How do I use this in business?

If we imagine both option 1 and option 2 happening at the same time, we could look at an example of several business entities sharing a common community. This could be a group of industry businesses, a few stores working together at the local mall, or perhaps international trade partners shipping into the same city.


When a new individual interacts with the community or any one of the three businesses, a data exchange is possible.

In the real world this could be thought of as a friendly referral (it can have darker tones as well.)

When the new individual is introduced, the data points they bring with them have dozens of interaction points with the three vendors.

big-data-brokers-for sale

The are important things to realize about the above chart.

  • When an individual first engages it is typically with a community layer.
  • The individual has data that reaches into the core of one business (perhaps a transaction) and has only secondary data touching the other two.
  • All three businesses collect different data points on the same individual.
  • The individual may be aware of one, two, three or none of the businesses.

How should I use Big Data?

(Disclaimer: this is entirely my opinion.)

Most big data is used to sell you stuff. This data exists about a tremendous number of things and you can use it to sell all sorts of ‘stuff.’
Making money and driving a strong economy can be a great reason to use big data.

As a serial entrepreneur and innovation consultant, I prefer to give people a big idea to go with big data. 

You can sell the data…You can buy the data… Or…

Change the World with Big Data.

You can build things with data.

You can inspire people with data.

You can change lives with data.

If you want to so do something big-  think about using big data to help your community, people who do not have access to the data, or your family. Look at your network of friends, family, and co-workers and consider the insights that are hidden in your data.

  • Take a look a local charities and think about how your data aligns with something that makes you feel good.
  • Look at local employment rates and use the data to make jobs for people who need them.
  • Use data to reduce city spending, improve the education system, or help solve homelessness.
  • Spend some time looking through the open data and government data above.
  • Think about ways you can visualize data to help people understand.

I hope this has given you some insight to
the world of Big Data.
Go and do something useful with it!


Some interesting context to specific Big Data issues

Health Data

Forbes: What the Government’s Big Data Dump Tells Us About the Hospital Market –  I believe in the power of markets to create efficiency and innovation, so I will go there.
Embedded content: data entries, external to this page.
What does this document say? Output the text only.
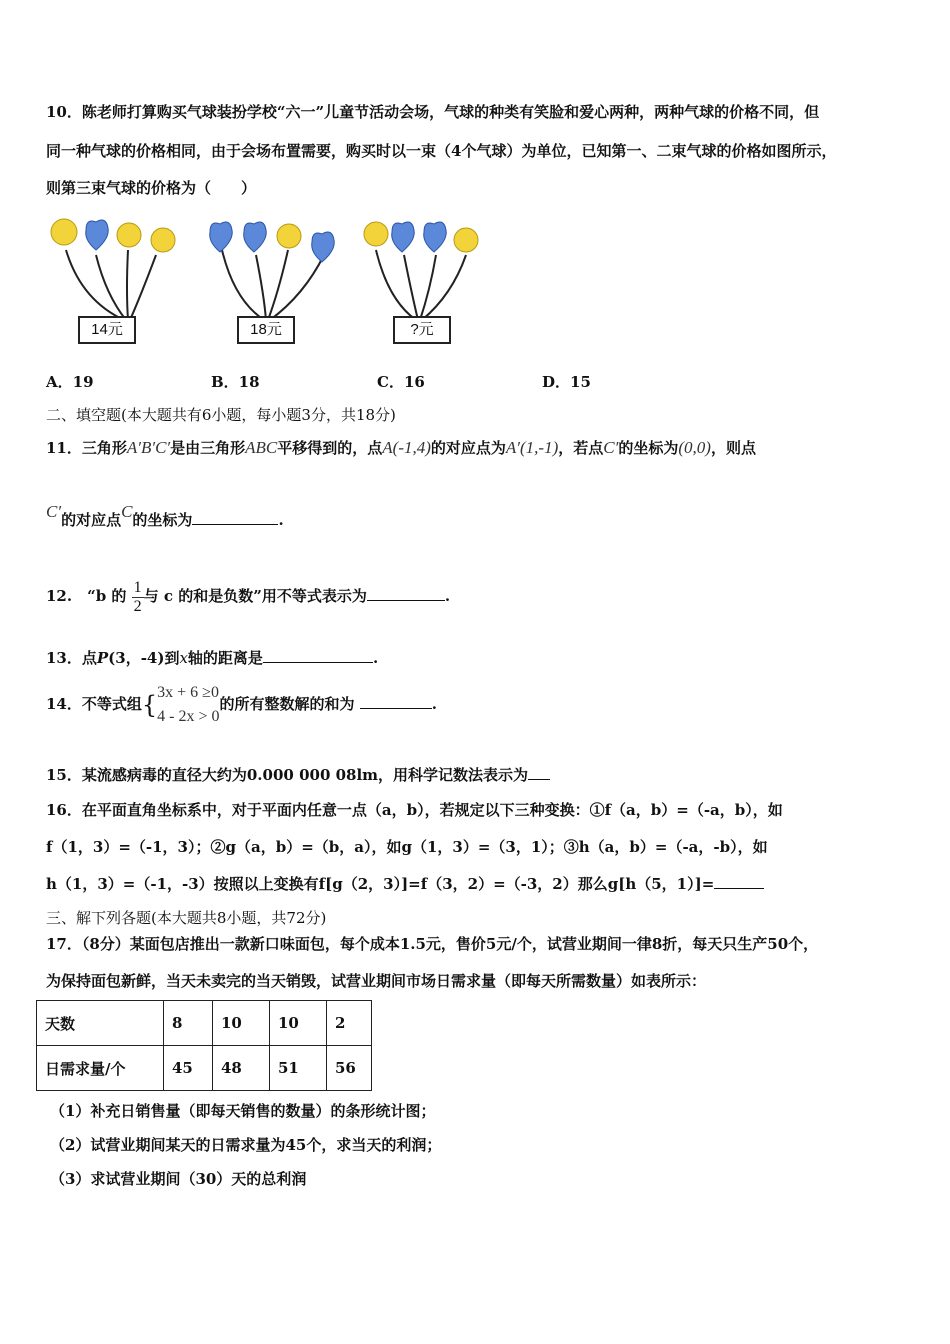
10．陈老师打算购买气球装扮学校“六一”儿童节活动会场，气球的种类有笑脸和爱心两种，两种气球的价格不同，但
同一种气球的价格相同，由于会场布置需要，购买时以一束（4个气球）为单位，已知第一、二束气球的价格如图所示，
则第三束气球的价格为（　　）
14元	18元	?元
A．19	B．18	C．16	D．15
二、填空题(本大题共有6小题，每小题3分，共18分)
11．三角形A′B′C′是由三角形ABC平移得到的，点A(-1,4)的对应点为A′(1,-1)，若点C′的坐标为(0,0)，则点
C′的对应点C的坐标为	.
12.　“b 的 $\frac{1}{2}$ 与 c 的和是负数”用不等式表示为	.
13．点P(3，-4)到x轴的距离是	.
14．不等式组{ 3x + 6 ≥0
4 - 2x > 0
的所有整数解的和为	.
15．某流感病毒的直径大约为0.000 000 08lm，用科学记数法表示为
16．在平面直角坐标系中，对于平面内任意一点（a，b），若规定以下三种变换：①f（a，b）=（-a，b），如
f（1，3）=（-1，3）；②g（a，b）=（b，a），如g（1，3）=（3，1）；③h（a，b）=（-a，-b），如
h（1，3）=（-1，-3）按照以上变换有f[g（2，3）]=f（3，2）=（-3，2）那么g[h（5，1）]=
三、解下列各题(本大题共8小题，共72分)
17．（8分）某面包店推出一款新口味面包，每个成本1.5元，售价5元/个，试营业期间一律8折，每天只生产50个，
为保持面包新鲜，当天未卖完的当天销毁，试营业期间市场日需求量（即每天所需数量）如表所示：
天数	8	10	10	2
日需求量/个	45	48	51	56
（1）补充日销售量（即每天销售的数量）的条形统计图；
（2）试营业期间某天的日需求量为45个，求当天的利润；
（3）求试营业期间（30）天的总利润
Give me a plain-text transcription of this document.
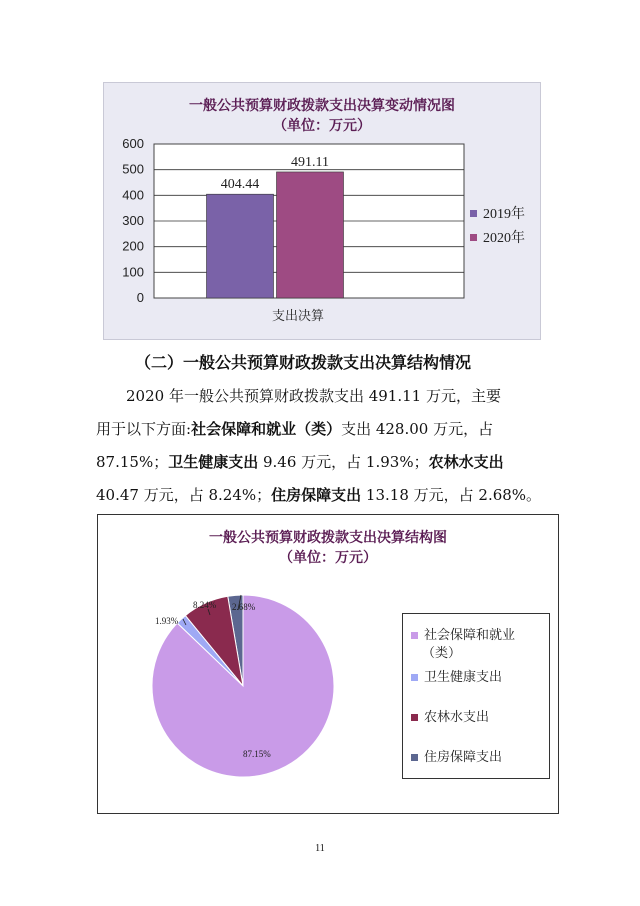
一般公共预算财政拨款支出决算变动情况图
（单位：万元）
0
100
200
300
400
500
600
404.44
491.11
支出决算
2019年
2020年
（二）一般公共预算财政拨款支出决算结构情况
2020 年一般公共预算财政拨款支出 491.11 万元，主要
用于以下方面:社会保障和就业（类）支出 428.00 万元，占
87.15%；卫生健康支出 9.46 万元，占 1.93%；农林水支出
40.47 万元，占 8.24%；住房保障支出 13.18 万元，占 2.68%。
一般公共预算财政拨款支出决算结构图
（单位：万元）
2.68%
8.24%
1.93%
87.15%
社会保障和就业
（类）
卫生健康支出
农林水支出
住房保障支出
11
To unleash the power of entrepreneurs to create transparency and choice in the hospital services market. Fortunately this starting to happen. Companies like CastLightHealthInReach, and Pokitdok are good examples.

Data Value

AdAge: FTC Sting Operation Results in Warnings to 10 Data Brokers – The FTC “test-shopped” for data from the companies and determined that they may be in violation of the FCRA, according to the missives, dated last week. The firms in the crosshairs are ConsumerBase, Brokers Data, US Data Corporation,, 4Nannies, U.S. Information Search, People Search Now, Case Breakers and USA People Search. The tenth company was not named by the FTC.

 Privacy Data

IT World: Web Trackers are Out of Control – The amount of data compiled about me was jarring. BlueKai and its tracking partners (DataLogix, Lotame, and others) had aggregated some 471 separate pieces of data. On the other hand, BlueKai correctly determined that I have two teenage kids, I’ve lived in the same place for more than 7 years, carry a mortgage, and like sci-fi movies, travel, and politics.